Analyze This

Demonstrating that giving makes a difference is one of the biggest challenges facing philanthropy. In business, profit provides a good (though not perfect) guide to whether your activities are working. But in philanthropy there is no such standard unit of measurement for impact – though plenty of efforts are under way to change this. Here’s the good news: a new organisation may soon take the lead in turning these disparate efforts into a comprehensive framework of performance analysis for philanthropy and the organisations it funds.

The creation of ANA, the Association of Non-profit Analysts, was proposed on May 19th by Martin Brookes, the chief executive of New Philanthropy Capital, a British philanthropy research firm. It was enthusiastically endorsed by most of the 200 attendees at the “Valuing Impact” conference in London, hosted by NPC and Germany’s Bertelsmann Foundation (which, incidentally, is hatching ambitious plans to promote better performance data and research for non-profits/philanthropy).

Brookes cited the precedent of the Investment Analyst Society founded in Chicago in 1925, which spread to other financial centres and eventually resulted in the creation of the profession of Chartered Financial Analyst, with standards of best practice and a qualification for those who wanted to analyse firms for a living. Brookes hopes that being a non-profit analyst one day will be similarly professionalised.

The importance of rigorous analysis of the impact of non-profits/philanthropy was underscored by the man in charge of America’s most widely used performance rater, Charity Navigator – slogan “your guide to intelligent giving”. In a speech at the conference, Ken Berger said that sometimes he cannot sleep for worrying that Charity Navigator’s ratings (of up to 4 stars) “may do more harm than good”. Its stars are awarded for “financial resilience”, which largely means the ratio of costs to money raised. This is widely recognised to be a lousy measure of effectiveness:, as anyone in business knows, it is costs (such as spending on recruiting the best talent, marketing etc) that often make success possible.

In “Forces for Good: The Six Practices of High-Impact Non-Profits”, Leslie Crutchfield and Heather McLeod Grant note that many of the non-profits rated most highly by their peers score very poorly on Charity Navigator, precisely because they are willing to invest in being successful. Yet, as Dan Pallotta points out in his terrific attack on traditional charity, “Uncharitable”, many leading charities who know it is misleading nonetheless trumpet a four star rating from Charity Navigator on their website and marketing material.

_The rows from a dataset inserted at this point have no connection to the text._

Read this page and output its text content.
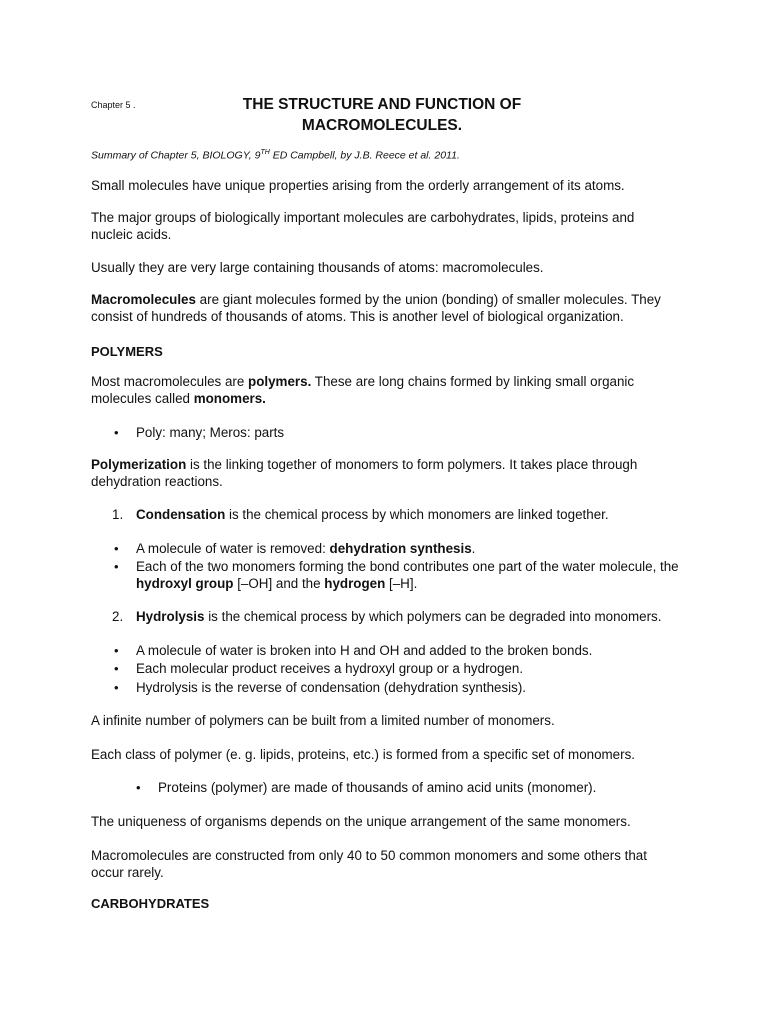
Chapter 5 .	THE STRUCTURE AND FUNCTION OF
MACROMOLECULES.
Summary of Chapter 5, BIOLOGY, 9TH ED Campbell, by J.B. Reece et al. 2011.
Small molecules have unique properties arising from the orderly arrangement of its atoms.
The major groups of biologically important molecules are carbohydrates, lipids, proteins and nucleic acids.
Usually they are very large containing thousands of atoms: macromolecules.
Macromolecules are giant molecules formed by the union (bonding) of smaller molecules. They consist of hundreds of thousands of atoms. This is another level of biological organization.
POLYMERS
Most macromolecules are polymers. These are long chains formed by linking small organic molecules called monomers.
•	Poly: many; Meros: parts
Polymerization is the linking together of monomers to form polymers. It takes place through dehydration reactions.
1. Condensation is the chemical process by which monomers are linked together.
•	A molecule of water is removed: dehydration synthesis.
•	Each of the two monomers forming the bond contributes one part of the water molecule, the hydroxyl group [–OH] and the hydrogen [–H].
2. Hydrolysis is the chemical process by which polymers can be degraded into monomers.
•	A molecule of water is broken into H and OH and added to the broken bonds.
•	Each molecular product receives a hydroxyl group or a hydrogen.
•	Hydrolysis is the reverse of condensation (dehydration synthesis).
A infinite number of polymers can be built from a limited number of monomers.
Each class of polymer (e. g. lipids, proteins, etc.) is formed from a specific set of monomers.
•	Proteins (polymer) are made of thousands of amino acid units (monomer).
The uniqueness of organisms depends on the unique arrangement of the same monomers.
Macromolecules are constructed from only 40 to 50 common monomers and some others that occur rarely.
CARBOHYDRATES
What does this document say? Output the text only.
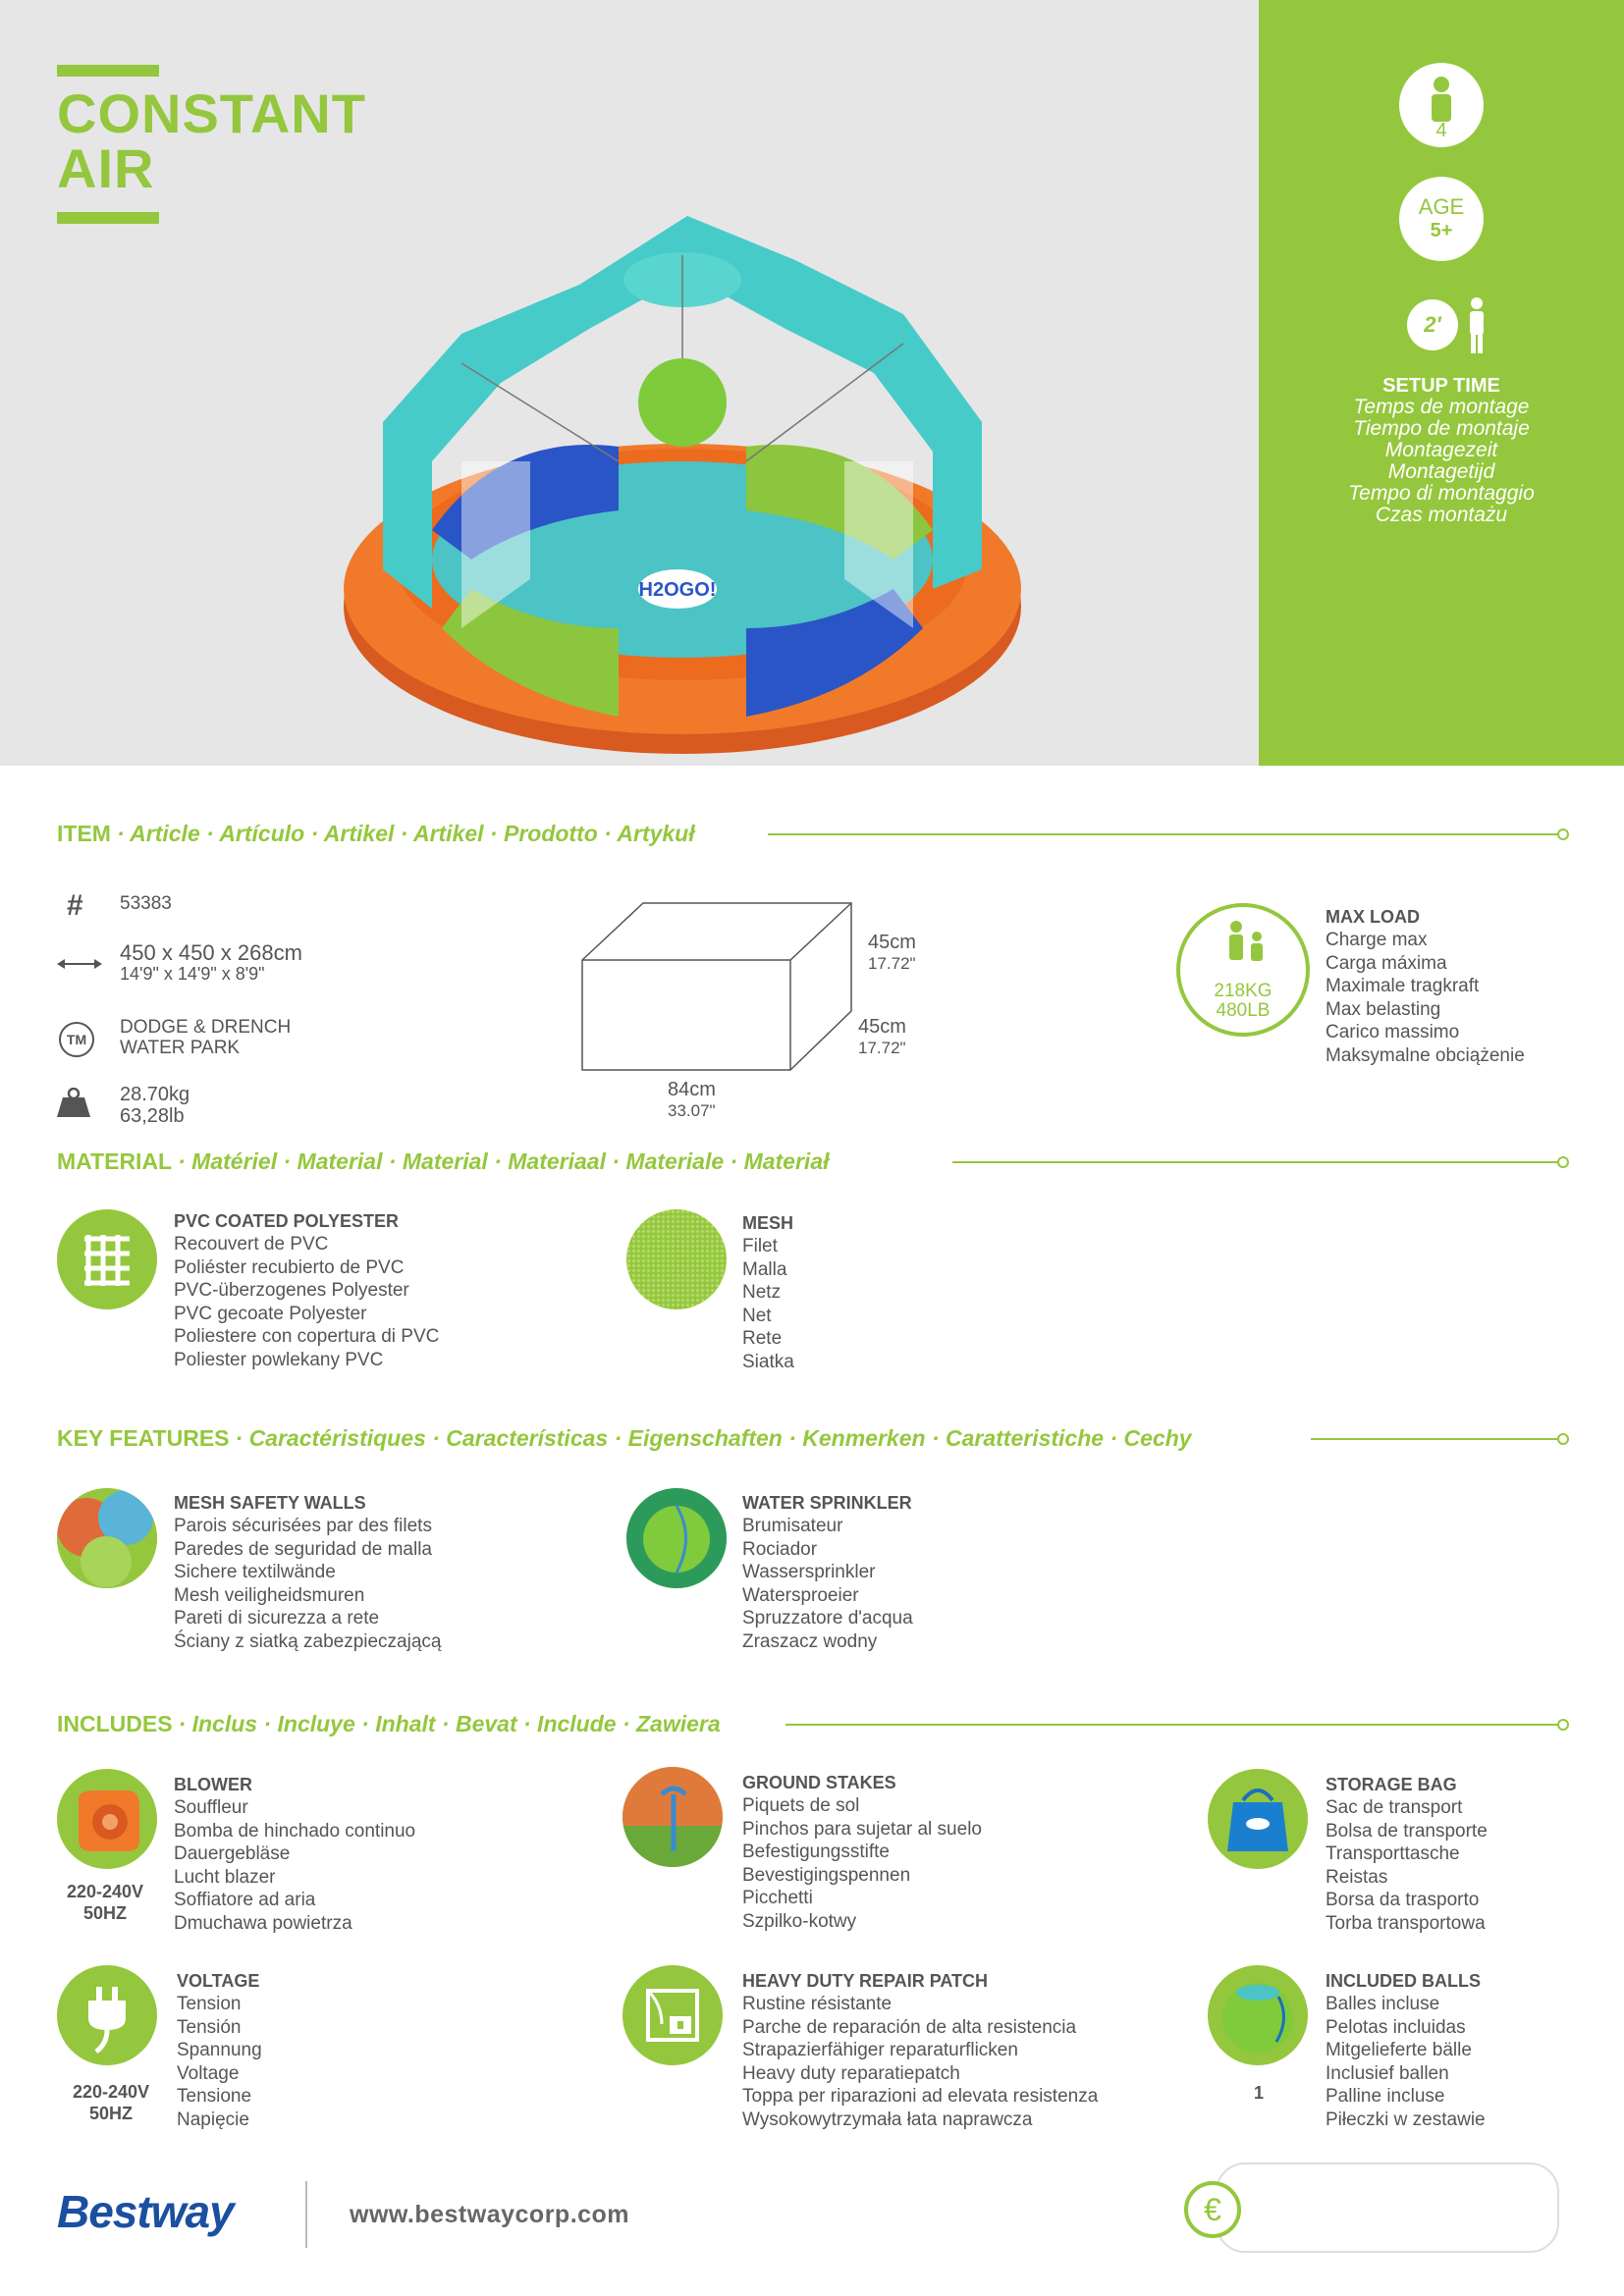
CONSTANT
AIR
H2OGO!
4
AGE
5+
2'
SETUP TIME
Temps de montage
Tiempo de montaje
Montagezeit
Montagetijd
Tempo di montaggio
Czas montażu
ITEM · Article · Artículo · Artikel · Artikel · Prodotto · Artykuł
# 53383
450 x 450 x 268cm
14'9" x 14'9" x 8'9"
TM
DODGE & DRENCH
WATER PARK
28.70kg
63,28lb
45cm
17.72"
45cm
17.72"
84cm
33.07"
218KG
480LB
MAX LOAD
Charge max
Carga máxima
Maximale tragkraft
Max belasting
Carico massimo
Maksymalne obciążenie
MATERIAL · Matériel · Material · Material · Materiaal · Materiale · Materiał
PVC COATED POLYESTER
Recouvert de PVC
Poliéster recubierto de PVC
PVC-überzogenes Polyester
PVC gecoate Polyester
Poliestere con copertura di PVC
Poliester powlekany PVC
MESH
Filet
Malla
Netz
Net
Rete
Siatka
KEY FEATURES · Caractéristiques · Características · Eigenschaften · Kenmerken · Caratteristiche · Cechy
MESH SAFETY WALLS
Parois sécurisées par des filets
Paredes de seguridad de malla
Sichere textilwände
Mesh veiligheidsmuren
Pareti di sicurezza a rete
Ściany z siatką zabezpieczającą
WATER SPRINKLER
Brumisateur
Rociador
Wassersprinkler
Watersproeier
Spruzzatore d'acqua
Zraszacz wodny
INCLUDES · Inclus · Incluye · Inhalt · Bevat · Include · Zawiera
220-240V
50HZ
BLOWER
Souffleur
Bomba de hinchado continuo
Dauergebläse
Lucht blazer
Soffiatore ad aria
Dmuchawa powietrza
GROUND STAKES
Piquets de sol
Pinchos para sujetar al suelo
Befestigungsstifte
Bevestigingspennen
Picchetti
Szpilko-kotwy
STORAGE BAG
Sac de transport
Bolsa de transporte
Transporttasche
Reistas
Borsa da trasporto
Torba transportowa
220-240V
50HZ
VOLTAGE
Tension
Tensión
Spannung
Voltage
Tensione
Napięcie
HEAVY DUTY REPAIR PATCH
Rustine résistante
Parche de reparación de alta resistencia
Strapazierfähiger reparaturflicken
Heavy duty reparatiepatch
Toppa per riparazioni ad elevata resistenza
Wysokowytrzymała łata naprawcza
1
INCLUDED BALLS
Balles incluse
Pelotas incluidas
Mitgelieferte bälle
Inclusief ballen
Palline incluse
Piłeczki w zestawie
Bestway	www.bestwaycorp.com	€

So well done, Ken Berger, for being so honest, and for committing to improve the quality of Charity Navigator’s ratings. He says it will not be as hard as many people think to create useful measures of impact. The biggest problem may be the lack of cooperation from non-profits themselves, not least because shockingly few of them actually collect meaningful data on their own performance. Berger recently asked the 100 biggest charities with a four star rating to provide him with performance data, and only 10% did.

Hopefully, this will start to change, with the leadership of Berger, Brookes, Bertelsmann and the soon to be ANA. There is no time to lose. Especially in these tough economic times, the need to know whether charitable money is being put to good use could not be greater or more urgent.

3 replies on “Analyze This”

From my own experience after the tsunami, I’d say that rating aid agencies based on the amount spent on administration is doing more harm than good. It places far too much importance on administration costs as an indicator of aid agency quality when in reality that number tells you nothing about the impact, usefulness, and quality of aid agency projects.

To ensure that charity ratings are high aid agencies feel pressured to implement projects that have inherently low percentage spent on administration – such as construction projects or handing out student scholarships – regardless of whether or not these projects are really the greatest need. Aid agencies also are more likely to skimp on hiring qualified staff and to spent too little time in the field learning about the local realities before implementing a project.

I understand that charity watchdogs are in a difficult position as the only reporting required by the federal government is the IRS I-90 form, and that’s not even required for religious charities. And as Ken Berger pointed out, far too few aid agencies really evaluate their work, and if the evaluation is not positive then they are often deep sixed or kept for “internal us only”.

Unfortunately, the average donor does not understand all of this. With so many charity watchdogs – not just Charity Navigator – focusing on administration costs, and with no other readily accessible way to judge an aid agency, many people I speak with really do think low administration costs are a key indicator of the quality of an aid agency.

Ideally, aid agencies would be evaluated on the quality and appropriateness of their work. However, barring that, I would much rather see aid agencies rated on their financial transparency – do they make their expenditures available to both donors and aid recipients, are recent audit findings available on request.